Over at Bupa, chief data officer, Scott Barber, says analytics will benefit the organisation in a number of ways – explaining some practical use cases include correlating treatment plans to health outcomes, automating decisions, next best offer/action, and analysis video streaming to trigger alerts for patients in distress.

“It can be leveraged to drive business performance, improve customer experience and identify pathways to deliver better health outcome to individuals (longer, healthier happy lives for our customers),” Barber says.

“Bupa has hired a CDO to focus on taking a strategic approach to data management and use. It is largely acknowledged that the technology isn’t the barrier, but we need the headspace, expertise and exec support to combine the technology capabilities with organisational change and do so in a commercial viable manner.

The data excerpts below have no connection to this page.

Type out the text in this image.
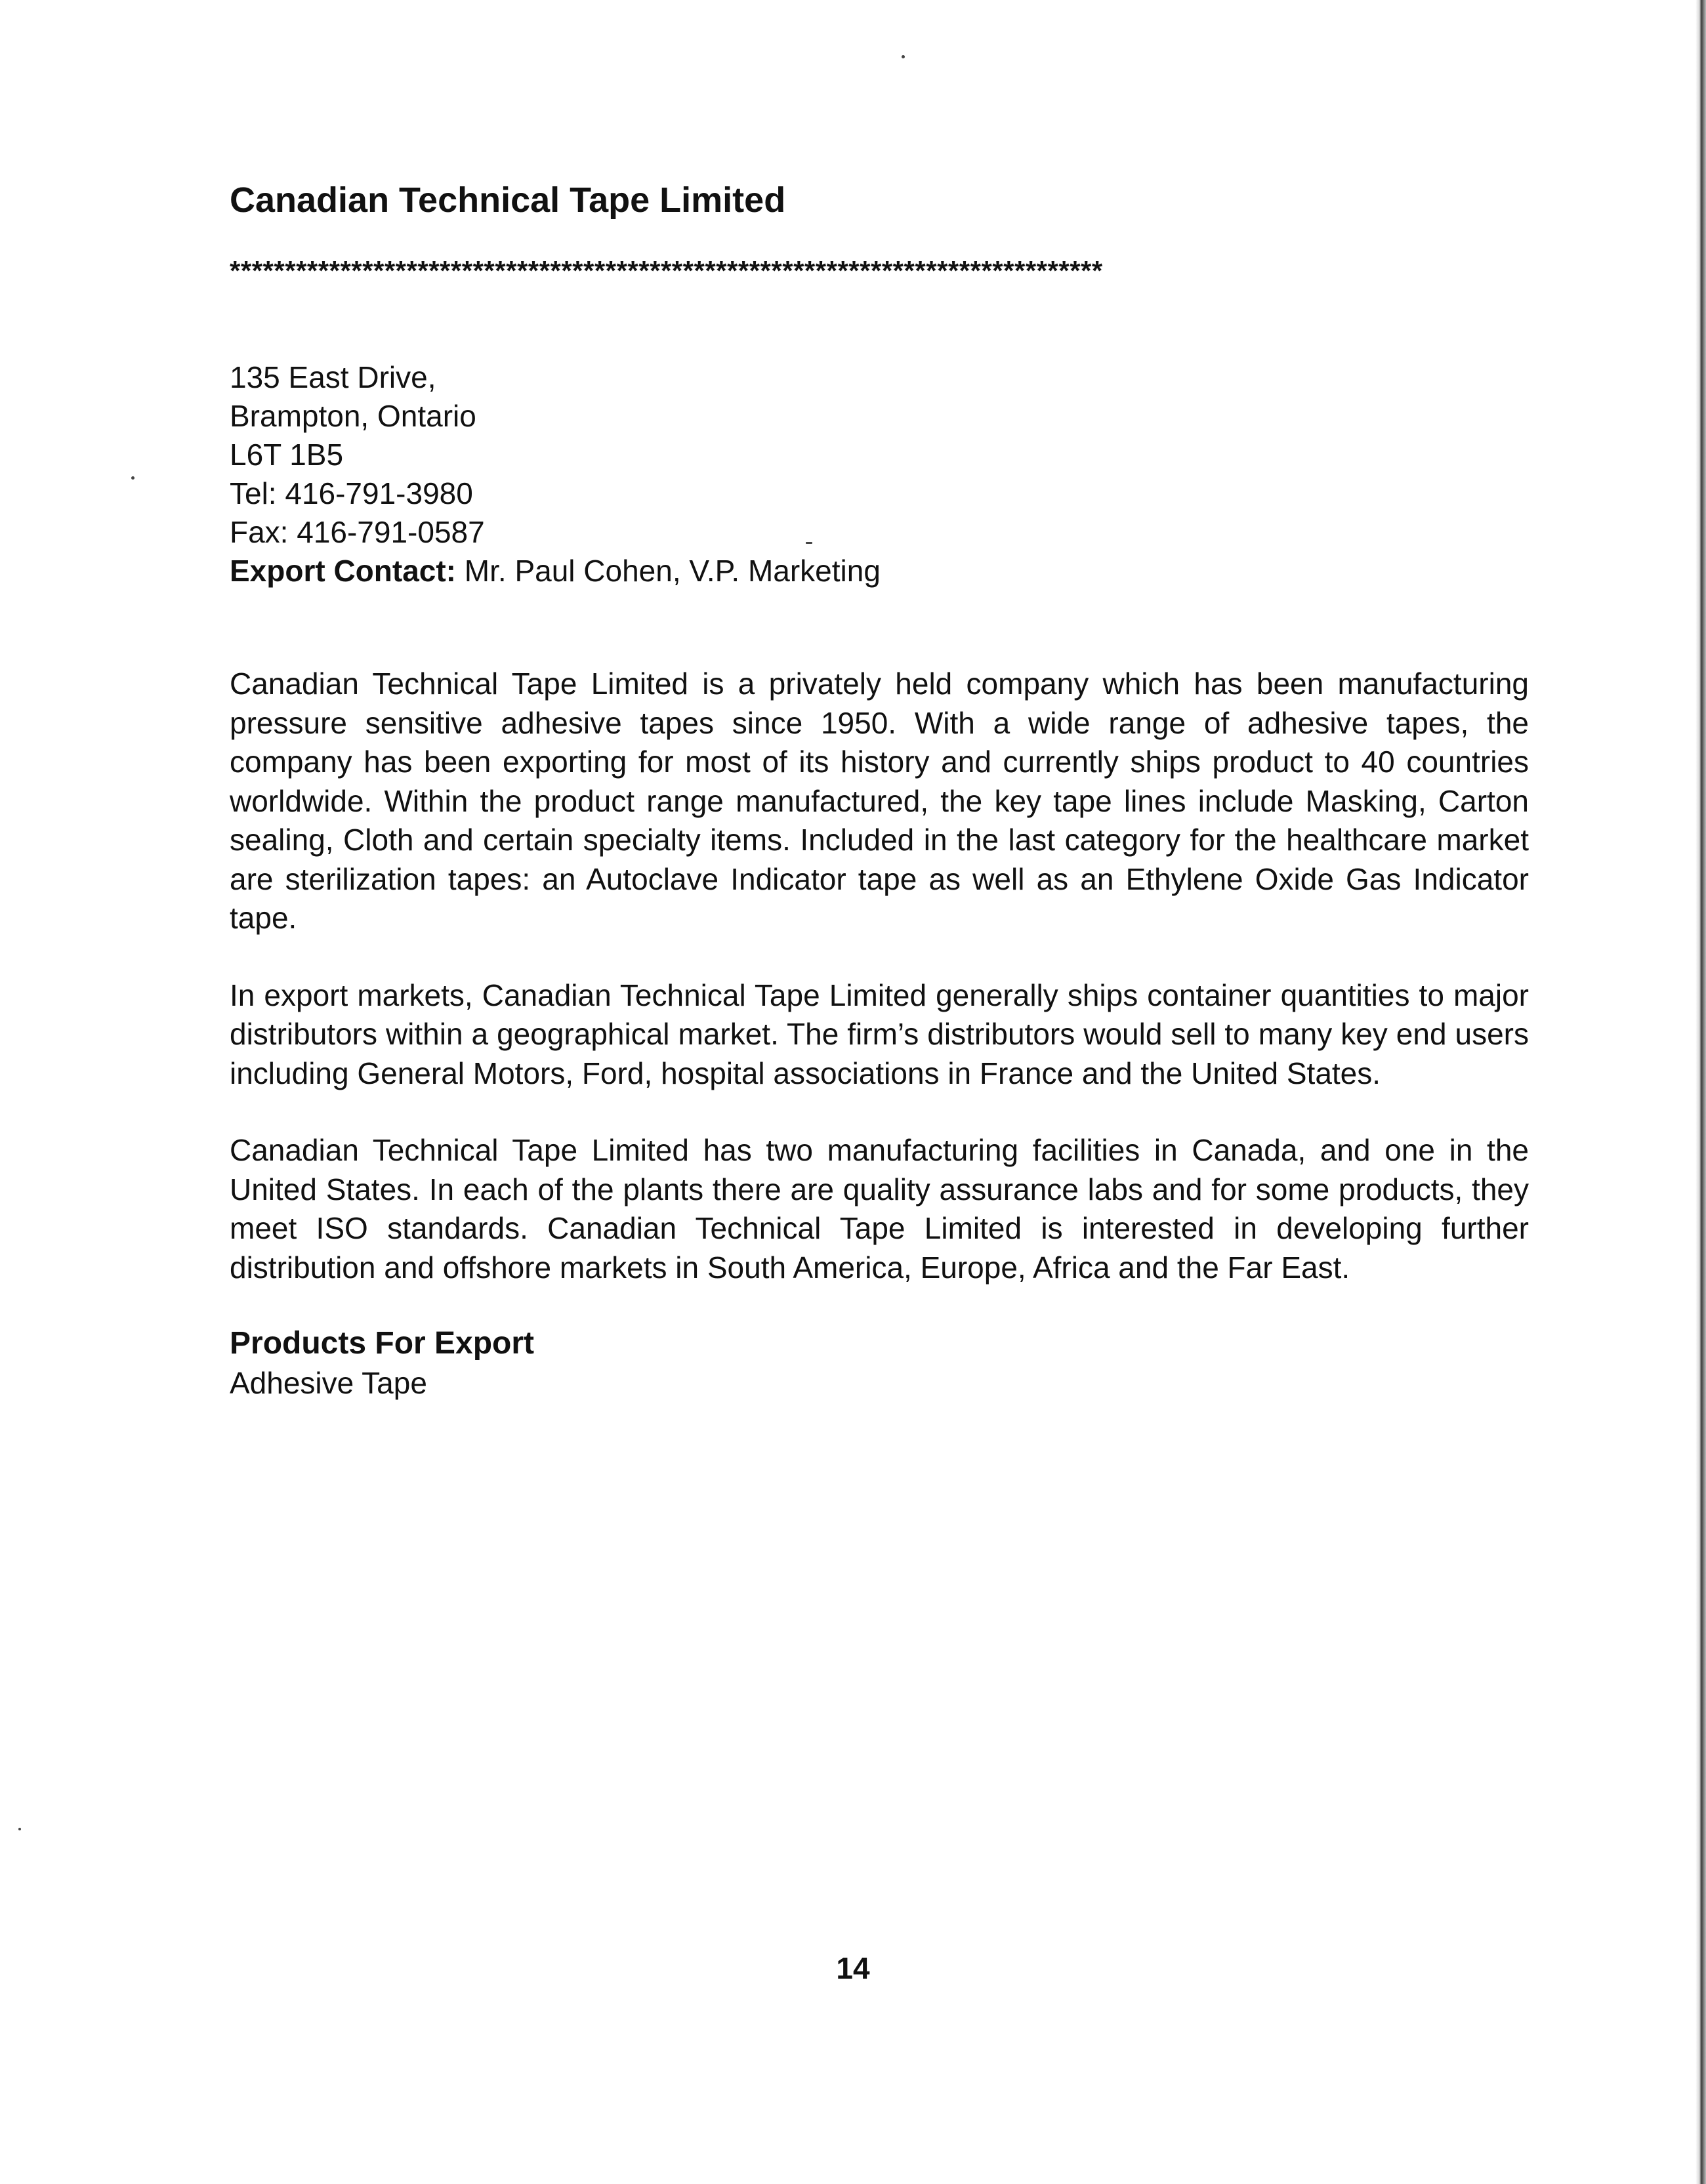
Canadian Technical Tape Limited
*******************************************************************************
135 East Drive,
Brampton, Ontario
L6T 1B5
Tel: 416-791-3980
Fax: 416-791-0587
Export Contact: Mr. Paul Cohen, V.P. Marketing

Canadian Technical Tape Limited is a privately held company which has been manufacturing pressure sensitive adhesive tapes since 1950. With a wide range of adhesive tapes, the company has been exporting for most of its history and currently ships product to 40 countries worldwide. Within the product range manufactured, the key tape lines include Masking, Carton sealing, Cloth and certain specialty items. Included in the last category for the healthcare market are sterilization tapes: an Autoclave Indicator tape as well as an Ethylene Oxide Gas Indicator tape.

In export markets, Canadian Technical Tape Limited generally ships container quantities to major distributors within a geographical market. The firm’s distributors would sell to many key end users including General Motors, Ford, hospital associations in France and the United States.

Canadian Technical Tape Limited has two manufacturing facilities in Canada, and one in the United States. In each of the plants there are quality assurance labs and for some products, they meet ISO standards. Canadian Technical Tape Limited is interested in developing further distribution and offshore markets in South America, Europe, Africa and the Far East.

Products For Export
Adhesive Tape
14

This is a big task, but also a big opportunity if we can get it right.”

For Roger Fredman, head of IT at County Court Victoria, analytics helps the organisation understand performance (or the lack of it) and how to better inform the executive ranks for risk assessment and decision making.

“In our particular organisation, a major focus is the amount of time people have to wait for the judicial process; time-to-trial. Our goal in this specific area is to reduce the amount of time people have to wait, which requires an understanding of our processes and events. Better data and resulting analytics allows us to ‘see’ within our operation and then target the areas prime for reengineering,” Fredman says. For now, he said the organisation is taking graduated steps.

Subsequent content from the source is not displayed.